Ruzurgi is supplied as a tablet for oral administration. The recommended dose is as follows:
Patients 6 to less than 17 years of age and weighing 45 kg or more:
- Initial dose is 15 to 30 mg daily, in divided doses. Increase daily in 5 to 10 mg increments, divided in up to 5 doses daily
- Maximum single dose is 30 mg; maximum daily dose is 100 mg
Patients 6 to less than 17 years and weighing less than 45 kg:
- Initial dose is 7.5 to 15 mg daily, in divided doses. Increase daily in 2.5 mg to 5 mg increments, divided in up to 5 doses daily
- Maximum single dose is 15 mg; maximum daily dose is 50 mg.
Mechanism of Action
Ruzurgi (amifampridine) is a potassium channel blocker. The mechanism by which Ruzurgi exerts its therapeutic effects on LEMS patients is not fully understood.
Side Effects
Adverse effects associated with the use of Ruzurgi may include, but are not limited to, the following:
- burning or prickling sensation (paresthesia)
- abdominal pain
- indigestion
- dizziness
- nausea
- Seizures have been observed in patients without a history of seizures.
Clinical Trial Results
The FDA approval of Ruzurgi was based on a randomized, double-blind, placebo-controlled withdrawal study of 32 adult patients in which patients were taking Ruzurgi for at least three months prior to entering the study. The study compared patients continuing on Ruzurgi to patients switched to placebo. The primary measure of efficacy was the categorization of the degree of change (e.g., greater than 30% deterioration) in the Triple Timed Up and Go test (3TUG) upon withdrawal of active medication, when compared with the time-matched average of the 3TUG assessments at baseline.

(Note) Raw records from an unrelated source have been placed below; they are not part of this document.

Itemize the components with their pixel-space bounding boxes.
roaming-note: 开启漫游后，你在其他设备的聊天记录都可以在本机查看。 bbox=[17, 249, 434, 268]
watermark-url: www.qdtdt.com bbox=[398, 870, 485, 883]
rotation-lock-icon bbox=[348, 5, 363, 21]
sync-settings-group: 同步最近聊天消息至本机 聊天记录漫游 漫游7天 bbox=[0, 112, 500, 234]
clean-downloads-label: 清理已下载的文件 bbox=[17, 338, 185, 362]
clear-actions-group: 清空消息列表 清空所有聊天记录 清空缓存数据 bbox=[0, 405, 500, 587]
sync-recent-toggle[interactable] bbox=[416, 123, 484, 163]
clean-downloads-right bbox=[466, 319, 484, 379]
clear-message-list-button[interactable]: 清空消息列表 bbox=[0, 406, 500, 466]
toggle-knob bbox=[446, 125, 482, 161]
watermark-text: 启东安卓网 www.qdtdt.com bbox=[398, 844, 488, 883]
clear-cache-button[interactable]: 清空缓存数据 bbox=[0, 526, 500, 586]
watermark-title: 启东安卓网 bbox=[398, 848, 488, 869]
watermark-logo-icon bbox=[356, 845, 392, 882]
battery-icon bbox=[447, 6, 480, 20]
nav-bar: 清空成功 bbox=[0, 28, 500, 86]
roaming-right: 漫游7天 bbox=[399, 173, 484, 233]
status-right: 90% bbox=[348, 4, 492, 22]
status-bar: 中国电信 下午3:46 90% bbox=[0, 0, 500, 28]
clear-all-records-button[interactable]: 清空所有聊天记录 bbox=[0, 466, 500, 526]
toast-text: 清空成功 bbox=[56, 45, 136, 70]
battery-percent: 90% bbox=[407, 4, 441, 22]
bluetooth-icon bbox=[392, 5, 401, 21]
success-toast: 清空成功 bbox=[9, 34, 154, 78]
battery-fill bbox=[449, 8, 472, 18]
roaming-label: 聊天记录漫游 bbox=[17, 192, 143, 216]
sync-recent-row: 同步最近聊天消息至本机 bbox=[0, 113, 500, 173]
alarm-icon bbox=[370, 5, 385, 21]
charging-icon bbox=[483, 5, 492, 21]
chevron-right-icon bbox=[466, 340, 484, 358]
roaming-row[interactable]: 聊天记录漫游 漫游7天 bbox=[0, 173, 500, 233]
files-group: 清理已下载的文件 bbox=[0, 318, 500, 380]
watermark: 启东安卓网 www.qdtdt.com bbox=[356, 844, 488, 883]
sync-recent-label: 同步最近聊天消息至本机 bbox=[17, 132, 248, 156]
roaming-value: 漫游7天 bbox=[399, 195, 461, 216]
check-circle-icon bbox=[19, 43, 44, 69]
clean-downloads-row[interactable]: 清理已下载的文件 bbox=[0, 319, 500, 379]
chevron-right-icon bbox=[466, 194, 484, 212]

The 3TUG is a measure of the time it takes a person to rise from a chair, walk 3 meters, and return to the chair for 3 consecutive laps without pause. Higher 3TUG scores represent greater impairment. None of the patients randomized to continue on Ruzurgi experienced a greater than 30% deterioration in the final post-dose 3TUG test. In contrast, 72% of the patients in the placebo group did experience a greater than 30% deterioration in the final post-dose 3TUG test.